Born and raised in Montreal, Allison Russell imbues her music with the colors of her city – the light, the landscape, the language – but also the trauma that she suffered there. It is a heartbreaking reflection on a childhood no one should have to endure, and at the same time a powerful reclamation – asserted from a place of healing, of motherhood, of partnership – and from a new home made in Nashville. Outside Child features contributions from many of the artistic family members she has found there including Yola, Erin Rae, The McCrary Sisters, Ruth Moody, producer Dan Knobler, Jamie Dick, Joe Pisapia, and her partner JT Nero.
“It was just about making these songs live and breathe in the most honest way. We were laughing, we were crying. And the communion between musicians, I hope people can hear that on the record. It felt like magic.”
Outside Child, says Russell “is about resilience, survival, transcendence, the redemptive power of art, community, connection, and chosen family.” Singing about this on “Nightflyer,” Russell ponders the healing power of motherhood, using the track’s wide-open expanse to convey the strength she didn’t know she had.
Here, the line “I am the mother of the evening star / I am the love that conquers all” is “the most defiantly triumphant, hopeful line I’ve ever written…that’s about the birth of my daughter and how that transformed me.”
Though they had a fraught relationship, Russell remembers how she’d crawl underneath the piano and listen to her own mother play. “I would hum along with her,” Russell recalls. “She said I was humming before I could talk. I was able to feel some kind of comfort or love or connection in a way that she couldn’t verbally or physically express – but I could feel in her music that there was love in her.”
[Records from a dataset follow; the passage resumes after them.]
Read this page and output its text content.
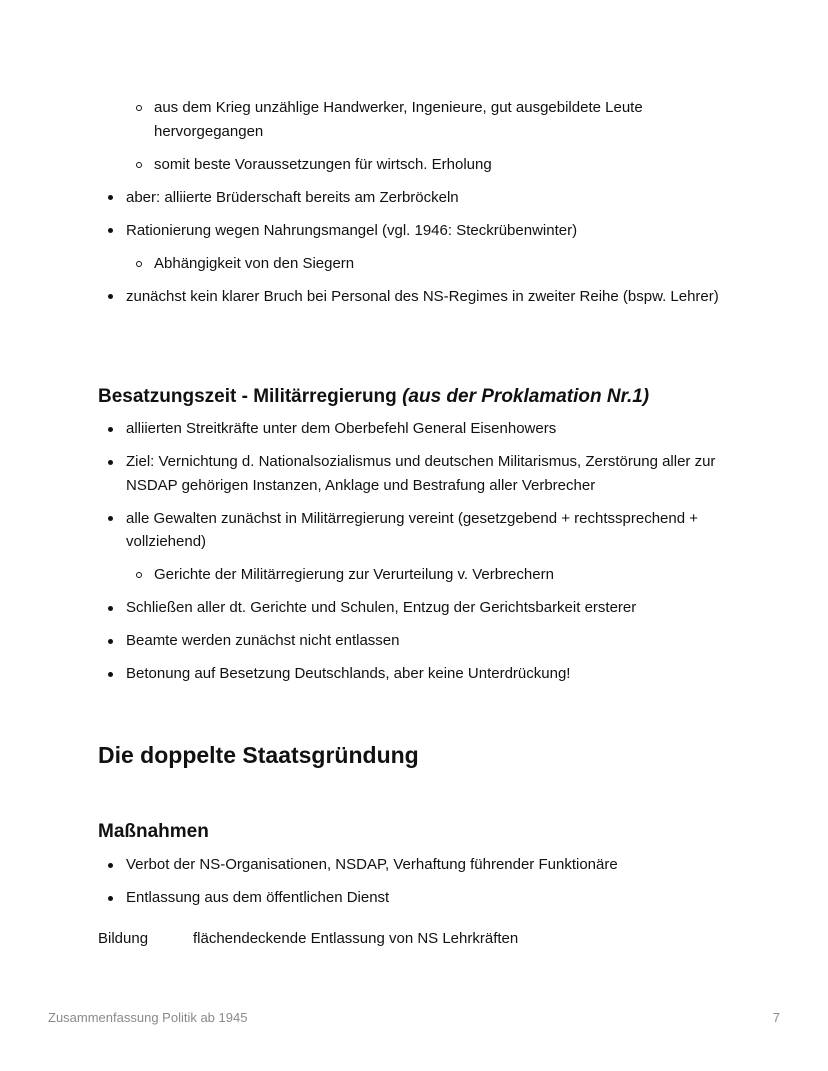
aus dem Krieg unzählige Handwerker, Ingenieure, gut ausgebildete Leute hervorgegangen
somit beste Voraussetzungen für wirtsch. Erholung
aber: alliierte Brüderschaft bereits am Zerbröckeln
Rationierung wegen Nahrungsmangel (vgl. 1946: Steckrübenwinter)
Abhängigkeit von den Siegern
zunächst kein klarer Bruch bei Personal des NS-Regimes in zweiter Reihe (bspw. Lehrer)
Besatzungszeit - Militärregierung (aus der Proklamation Nr.1)
alliierten Streitkräfte unter dem Oberbefehl General Eisenhowers
Ziel: Vernichtung d. Nationalsozialismus und deutschen Militarismus, Zerstörung aller zur NSDAP gehörigen Instanzen, Anklage und Bestrafung aller Verbrecher
alle Gewalten zunächst in Militärregierung vereint (gesetzgebend + rechtssprechend + vollziehend)
Gerichte der Militärregierung zur Verurteilung v. Verbrechern
Schließen aller dt. Gerichte und Schulen, Entzug der Gerichtsbarkeit ersterer
Beamte werden zunächst nicht entlassen
Betonung auf Besetzung Deutschlands, aber keine Unterdrückung!
Die doppelte Staatsgründung
Maßnahmen
Verbot der NS-Organisationen, NSDAP, Verhaftung führender Funktionäre
Entlassung aus dem öffentlichen Dienst
Bildung	flächendeckende Entlassung von NS Lehrkräften
Zusammenfassung Politik ab 1945	7
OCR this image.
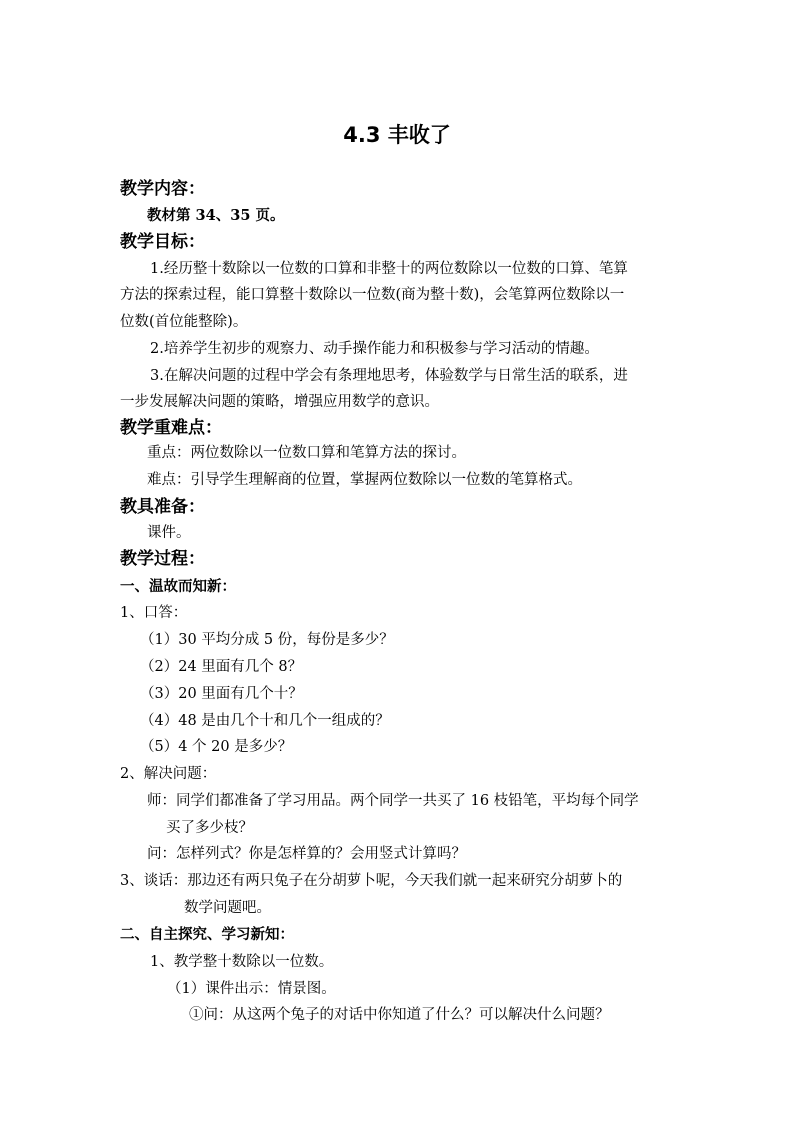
4.3 丰收了
教学内容：
教材第 34、35 页。
教学目标：
1.经历整十数除以一位数的口算和非整十的两位数除以一位数的口算、笔算
方法的探索过程，能口算整十数除以一位数(商为整十数)，会笔算两位数除以一
位数(首位能整除)。
2.培养学生初步的观察力、动手操作能力和积极参与学习活动的情趣。
3.在解决问题的过程中学会有条理地思考，体验数学与日常生活的联系，进
一步发展解决问题的策略，增强应用数学的意识。
教学重难点：
重点：两位数除以一位数口算和笔算方法的探讨。
难点：引导学生理解商的位置，掌握两位数除以一位数的笔算格式。
教具准备：
课件。
教学过程：
一、温故而知新：
1、口答：
（1）30 平均分成 5 份，每份是多少？
（2）24 里面有几个 8？
（3）20 里面有几个十？
（4）48 是由几个十和几个一组成的？
（5）4 个 20 是多少？
2、解决问题：
师：同学们都准备了学习用品。两个同学一共买了 16 枝铅笔，平均每个同学
买了多少枝？
问：怎样列式？你是怎样算的？会用竖式计算吗？
3、谈话：那边还有两只兔子在分胡萝卜呢，今天我们就一起来研究分胡萝卜的
数学问题吧。
二、自主探究、学习新知：
1、教学整十数除以一位数。
（1）课件出示：情景图。
①问：从这两个兔子的对话中你知道了什么？可以解决什么问题？
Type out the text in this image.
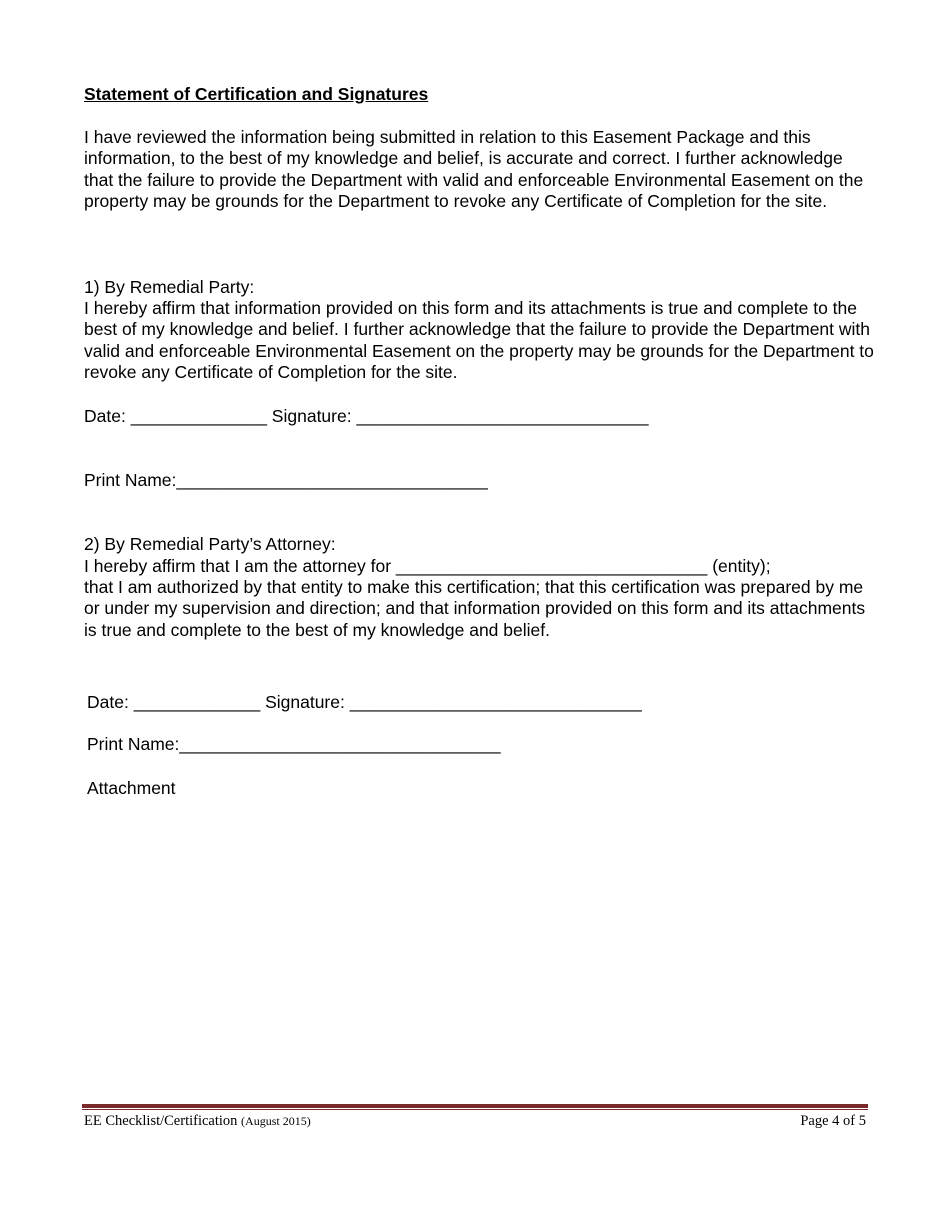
Statement of Certification and Signatures
I have reviewed the information being submitted in relation to this Easement Package and this information, to the best of my knowledge and belief, is accurate and correct. I further acknowledge that the failure to provide the Department with valid and enforceable Environmental Easement on the property may be grounds for the Department to revoke any Certificate of Completion for the site.
1) By Remedial Party:
I hereby affirm that information provided on this form and its attachments is true and complete to the best of my knowledge and belief. I further acknowledge that the failure to provide the Department with valid and enforceable Environmental Easement on the property may be grounds for the Department to revoke any Certificate of Completion for the site.
Date: ______________ Signature: ______________________________
Print Name:________________________________
2) By Remedial Party’s Attorney:
I hereby affirm that I am the attorney for ________________________________ (entity);
that I am authorized by that entity to make this certification; that this certification was prepared by me or under my supervision and direction; and that information provided on this form and its attachments is true and complete to the best of my knowledge and belief.
Date: _____________ Signature: ______________________________
Print Name:_________________________________
Attachment
EE Checklist/Certification (August 2015)	Page 4 of 5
In the end, Outside Child is not only a radical reclamation of a traumatic childhood and lost home, it is a lantern light for survivors of all stripes – a fervent reminder of the eleventh hour, resuscitative power of art. “Allison’s new album, Outside Child, draws water from the dark well of a violent past,” says poet and songwriter Joe Henry.” “The songs themselves ––though iron-hard in their concerns–– are exultant: exercising haunted dream-like clean bedsheets snapped and hung out into broad daylight, and with the romantic poet’s lust for living and audacity of endurance.”